Daran hatte ich noch nicht gedacht. Im Prinzip steht mit diesem Urteil der Impfkommision den Öffnungen nichts mehr im Weg. Die Kinder und Jugendlichen können durchinfiziert werden, passiert ja noch weniger als bei der Impfung, die die ganzen Erwachsenen erleiden mussten. Mir wird ganz übel bei dem Gedanken.

Noch nicht offiziell, aber das Votum der STIKO scheint klar zu sein: https://www.faz.net/aktuell/politik/inland/stiko-empfiehlt-corona-impfung-nur-fuer-kinder-mit-vorerkrankungen-17378470.html

LdN 240, Kapitel Immune vs. Ungeimpfte → da wird die bisherige Corona-Historie zu einer Individualgeschichte umgeschrieben („Solidarität“ wird rausgekürzt mithilfe Wikipedia Definition), es wird an Corona-Maßnahmendisziplin appelliert mit Verweis auf Eigeninteresse, Stichworte „Long-Covid“ und „Überlastung Krankensystem“.

Das zielt auch auf eine Art erweitertes Eigeninteresse ab.

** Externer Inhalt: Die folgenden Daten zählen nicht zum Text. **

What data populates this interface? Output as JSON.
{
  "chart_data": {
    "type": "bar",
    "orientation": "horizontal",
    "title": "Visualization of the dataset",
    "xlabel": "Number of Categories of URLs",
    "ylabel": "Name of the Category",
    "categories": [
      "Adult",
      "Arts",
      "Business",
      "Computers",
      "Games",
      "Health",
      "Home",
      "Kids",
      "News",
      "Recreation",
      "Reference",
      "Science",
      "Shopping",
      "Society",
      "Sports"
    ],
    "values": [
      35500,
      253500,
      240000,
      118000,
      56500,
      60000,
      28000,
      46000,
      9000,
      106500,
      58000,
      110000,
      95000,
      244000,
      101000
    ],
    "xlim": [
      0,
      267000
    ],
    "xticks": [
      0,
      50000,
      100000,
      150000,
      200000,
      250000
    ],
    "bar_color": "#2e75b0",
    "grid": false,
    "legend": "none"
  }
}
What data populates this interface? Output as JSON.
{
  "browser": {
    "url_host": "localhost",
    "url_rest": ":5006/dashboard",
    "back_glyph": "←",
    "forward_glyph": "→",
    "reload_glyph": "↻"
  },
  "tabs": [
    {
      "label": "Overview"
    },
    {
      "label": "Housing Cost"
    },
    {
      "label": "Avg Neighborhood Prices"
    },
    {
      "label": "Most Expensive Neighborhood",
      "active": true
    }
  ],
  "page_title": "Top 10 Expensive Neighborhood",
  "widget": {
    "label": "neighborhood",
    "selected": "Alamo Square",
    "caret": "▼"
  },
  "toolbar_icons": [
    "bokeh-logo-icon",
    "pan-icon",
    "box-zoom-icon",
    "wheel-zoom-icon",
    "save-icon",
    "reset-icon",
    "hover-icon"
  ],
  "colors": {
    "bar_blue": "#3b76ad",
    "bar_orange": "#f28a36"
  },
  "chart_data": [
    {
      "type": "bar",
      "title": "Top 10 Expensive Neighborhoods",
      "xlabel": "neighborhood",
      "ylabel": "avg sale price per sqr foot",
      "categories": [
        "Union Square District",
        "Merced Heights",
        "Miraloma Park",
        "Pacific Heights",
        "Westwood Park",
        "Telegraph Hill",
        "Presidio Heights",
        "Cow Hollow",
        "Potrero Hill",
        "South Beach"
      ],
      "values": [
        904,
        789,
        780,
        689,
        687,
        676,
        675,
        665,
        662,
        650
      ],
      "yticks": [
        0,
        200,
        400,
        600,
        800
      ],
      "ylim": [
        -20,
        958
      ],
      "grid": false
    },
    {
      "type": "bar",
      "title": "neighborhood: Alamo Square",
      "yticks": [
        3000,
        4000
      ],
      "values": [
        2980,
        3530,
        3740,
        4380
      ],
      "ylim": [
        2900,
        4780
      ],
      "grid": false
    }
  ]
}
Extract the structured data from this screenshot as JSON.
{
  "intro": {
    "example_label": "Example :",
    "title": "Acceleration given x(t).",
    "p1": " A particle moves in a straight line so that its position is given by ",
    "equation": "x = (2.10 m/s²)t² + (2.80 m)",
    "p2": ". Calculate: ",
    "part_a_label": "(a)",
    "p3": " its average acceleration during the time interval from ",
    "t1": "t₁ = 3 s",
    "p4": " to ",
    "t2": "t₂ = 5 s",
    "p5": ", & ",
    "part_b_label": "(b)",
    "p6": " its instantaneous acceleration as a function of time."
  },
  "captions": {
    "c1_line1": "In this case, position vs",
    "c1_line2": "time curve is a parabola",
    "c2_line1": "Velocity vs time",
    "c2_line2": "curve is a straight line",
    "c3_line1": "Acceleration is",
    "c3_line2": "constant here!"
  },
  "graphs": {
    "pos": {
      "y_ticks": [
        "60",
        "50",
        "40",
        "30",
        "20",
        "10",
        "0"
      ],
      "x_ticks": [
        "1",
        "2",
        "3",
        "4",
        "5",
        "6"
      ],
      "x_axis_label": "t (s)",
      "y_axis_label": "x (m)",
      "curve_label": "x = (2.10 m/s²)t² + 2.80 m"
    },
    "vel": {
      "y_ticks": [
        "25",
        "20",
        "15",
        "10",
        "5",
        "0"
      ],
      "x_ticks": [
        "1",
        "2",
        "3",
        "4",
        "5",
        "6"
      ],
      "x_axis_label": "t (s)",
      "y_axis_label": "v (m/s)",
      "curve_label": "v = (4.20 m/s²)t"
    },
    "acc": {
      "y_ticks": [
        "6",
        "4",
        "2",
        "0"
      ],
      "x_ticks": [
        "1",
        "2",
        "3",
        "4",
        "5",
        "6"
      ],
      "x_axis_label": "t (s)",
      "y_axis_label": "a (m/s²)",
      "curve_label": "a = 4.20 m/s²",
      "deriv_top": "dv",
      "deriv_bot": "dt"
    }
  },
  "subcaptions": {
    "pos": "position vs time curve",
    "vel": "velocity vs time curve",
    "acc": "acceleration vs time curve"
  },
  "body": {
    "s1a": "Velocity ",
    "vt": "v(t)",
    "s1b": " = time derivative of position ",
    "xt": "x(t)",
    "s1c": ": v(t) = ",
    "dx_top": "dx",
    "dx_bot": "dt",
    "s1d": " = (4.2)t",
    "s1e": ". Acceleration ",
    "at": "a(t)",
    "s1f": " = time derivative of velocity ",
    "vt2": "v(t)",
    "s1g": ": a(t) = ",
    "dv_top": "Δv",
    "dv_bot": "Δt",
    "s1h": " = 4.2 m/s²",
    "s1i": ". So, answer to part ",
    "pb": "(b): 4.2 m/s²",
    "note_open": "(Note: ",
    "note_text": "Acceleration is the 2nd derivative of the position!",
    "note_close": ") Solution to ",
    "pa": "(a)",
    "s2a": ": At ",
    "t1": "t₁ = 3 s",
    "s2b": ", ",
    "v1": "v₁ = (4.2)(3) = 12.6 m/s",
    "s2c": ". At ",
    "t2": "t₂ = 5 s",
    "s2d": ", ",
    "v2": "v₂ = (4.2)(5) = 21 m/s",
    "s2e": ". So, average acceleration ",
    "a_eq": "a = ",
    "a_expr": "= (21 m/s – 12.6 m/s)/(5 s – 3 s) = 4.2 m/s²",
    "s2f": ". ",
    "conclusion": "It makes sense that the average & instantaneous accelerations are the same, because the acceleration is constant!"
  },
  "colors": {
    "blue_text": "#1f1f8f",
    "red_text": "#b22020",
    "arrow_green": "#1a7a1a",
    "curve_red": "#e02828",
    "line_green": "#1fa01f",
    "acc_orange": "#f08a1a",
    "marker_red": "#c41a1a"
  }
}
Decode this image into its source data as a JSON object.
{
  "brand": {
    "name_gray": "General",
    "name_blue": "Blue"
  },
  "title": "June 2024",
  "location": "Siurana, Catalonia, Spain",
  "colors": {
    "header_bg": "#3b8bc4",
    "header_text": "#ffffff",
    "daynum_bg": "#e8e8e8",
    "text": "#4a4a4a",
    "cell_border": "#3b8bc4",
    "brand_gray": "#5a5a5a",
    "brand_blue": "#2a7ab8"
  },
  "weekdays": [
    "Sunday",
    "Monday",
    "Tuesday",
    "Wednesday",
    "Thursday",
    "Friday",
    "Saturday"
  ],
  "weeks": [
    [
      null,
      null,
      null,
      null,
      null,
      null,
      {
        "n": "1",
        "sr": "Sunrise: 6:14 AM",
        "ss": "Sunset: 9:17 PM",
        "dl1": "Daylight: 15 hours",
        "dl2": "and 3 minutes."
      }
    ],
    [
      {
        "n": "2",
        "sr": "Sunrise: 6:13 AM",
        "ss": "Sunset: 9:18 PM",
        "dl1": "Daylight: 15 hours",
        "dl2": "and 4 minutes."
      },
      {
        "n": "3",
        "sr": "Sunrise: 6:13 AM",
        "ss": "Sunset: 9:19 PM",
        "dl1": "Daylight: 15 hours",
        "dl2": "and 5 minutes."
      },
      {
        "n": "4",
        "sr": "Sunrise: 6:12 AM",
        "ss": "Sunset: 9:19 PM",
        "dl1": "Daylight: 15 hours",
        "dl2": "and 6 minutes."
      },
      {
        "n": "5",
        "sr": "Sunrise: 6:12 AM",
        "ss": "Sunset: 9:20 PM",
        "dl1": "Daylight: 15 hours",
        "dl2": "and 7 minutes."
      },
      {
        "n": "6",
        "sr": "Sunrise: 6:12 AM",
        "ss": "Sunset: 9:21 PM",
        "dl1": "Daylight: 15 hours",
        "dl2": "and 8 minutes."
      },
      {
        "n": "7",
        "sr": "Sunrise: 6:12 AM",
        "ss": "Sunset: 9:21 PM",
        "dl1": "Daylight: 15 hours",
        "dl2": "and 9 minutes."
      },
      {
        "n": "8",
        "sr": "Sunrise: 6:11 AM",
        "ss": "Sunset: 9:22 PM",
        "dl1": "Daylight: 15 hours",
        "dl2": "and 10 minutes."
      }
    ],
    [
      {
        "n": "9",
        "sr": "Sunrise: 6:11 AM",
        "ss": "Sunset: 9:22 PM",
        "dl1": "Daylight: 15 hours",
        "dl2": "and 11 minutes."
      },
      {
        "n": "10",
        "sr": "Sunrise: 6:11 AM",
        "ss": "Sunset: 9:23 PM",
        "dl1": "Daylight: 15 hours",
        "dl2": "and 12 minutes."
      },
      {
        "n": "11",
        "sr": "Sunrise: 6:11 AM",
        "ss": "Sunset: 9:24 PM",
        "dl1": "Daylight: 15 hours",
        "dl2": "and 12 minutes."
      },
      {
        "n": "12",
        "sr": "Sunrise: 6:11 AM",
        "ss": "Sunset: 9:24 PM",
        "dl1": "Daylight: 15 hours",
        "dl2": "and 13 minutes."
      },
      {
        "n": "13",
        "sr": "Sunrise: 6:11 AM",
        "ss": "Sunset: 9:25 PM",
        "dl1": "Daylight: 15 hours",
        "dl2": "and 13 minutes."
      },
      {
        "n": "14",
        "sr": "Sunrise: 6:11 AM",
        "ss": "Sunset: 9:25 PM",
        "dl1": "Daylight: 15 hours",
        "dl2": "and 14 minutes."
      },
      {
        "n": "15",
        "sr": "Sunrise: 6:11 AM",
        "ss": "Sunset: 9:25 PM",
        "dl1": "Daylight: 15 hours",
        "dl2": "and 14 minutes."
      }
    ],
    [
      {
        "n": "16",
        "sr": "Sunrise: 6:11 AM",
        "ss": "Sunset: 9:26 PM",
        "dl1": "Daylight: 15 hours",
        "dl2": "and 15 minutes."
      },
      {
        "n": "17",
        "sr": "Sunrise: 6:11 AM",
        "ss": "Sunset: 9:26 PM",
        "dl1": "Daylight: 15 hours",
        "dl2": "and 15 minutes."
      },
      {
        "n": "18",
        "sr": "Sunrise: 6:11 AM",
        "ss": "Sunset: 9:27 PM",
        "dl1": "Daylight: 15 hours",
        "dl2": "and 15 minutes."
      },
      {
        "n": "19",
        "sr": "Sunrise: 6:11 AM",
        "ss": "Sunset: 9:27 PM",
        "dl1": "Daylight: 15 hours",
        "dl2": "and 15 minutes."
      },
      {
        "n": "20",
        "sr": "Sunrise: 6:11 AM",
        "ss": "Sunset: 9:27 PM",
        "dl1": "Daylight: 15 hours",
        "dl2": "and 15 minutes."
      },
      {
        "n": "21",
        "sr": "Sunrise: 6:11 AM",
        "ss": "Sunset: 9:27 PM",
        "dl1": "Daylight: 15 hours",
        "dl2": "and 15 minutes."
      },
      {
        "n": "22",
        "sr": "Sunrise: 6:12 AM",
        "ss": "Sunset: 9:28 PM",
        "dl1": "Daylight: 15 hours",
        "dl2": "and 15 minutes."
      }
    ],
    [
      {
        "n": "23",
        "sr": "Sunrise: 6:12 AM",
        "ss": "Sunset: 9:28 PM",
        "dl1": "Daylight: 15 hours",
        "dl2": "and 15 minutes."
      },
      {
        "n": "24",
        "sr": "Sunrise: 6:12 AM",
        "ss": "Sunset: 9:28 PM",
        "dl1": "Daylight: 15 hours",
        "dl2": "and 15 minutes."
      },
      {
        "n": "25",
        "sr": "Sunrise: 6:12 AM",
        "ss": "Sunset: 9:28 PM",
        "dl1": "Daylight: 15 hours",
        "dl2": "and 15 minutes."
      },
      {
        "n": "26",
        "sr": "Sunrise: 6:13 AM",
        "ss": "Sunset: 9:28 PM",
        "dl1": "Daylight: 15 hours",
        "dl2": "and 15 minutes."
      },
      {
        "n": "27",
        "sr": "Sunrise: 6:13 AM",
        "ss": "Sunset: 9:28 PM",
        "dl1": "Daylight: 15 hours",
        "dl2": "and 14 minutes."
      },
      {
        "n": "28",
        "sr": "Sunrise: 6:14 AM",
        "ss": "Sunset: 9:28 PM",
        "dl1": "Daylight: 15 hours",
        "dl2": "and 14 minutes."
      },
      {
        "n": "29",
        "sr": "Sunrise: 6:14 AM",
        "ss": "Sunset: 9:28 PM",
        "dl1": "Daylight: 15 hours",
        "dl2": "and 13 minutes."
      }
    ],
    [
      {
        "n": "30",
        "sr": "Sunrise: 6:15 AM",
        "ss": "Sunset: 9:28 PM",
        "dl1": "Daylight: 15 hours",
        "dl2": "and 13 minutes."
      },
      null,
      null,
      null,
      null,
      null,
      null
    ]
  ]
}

Aber mal weitergesponnen, spätestens wenn die eigene Anverwandschaft durcheimpft ist, welchen Grund sollte es dann noch geben sich an die Maßnahmen zu halten? Ich denke mit Verweis auf Eigeninteresse kommen wir hier mittlerweile in Überzeugungsnot und müssen dem Solidaritätsgebot wieder seinen Platz einräumen.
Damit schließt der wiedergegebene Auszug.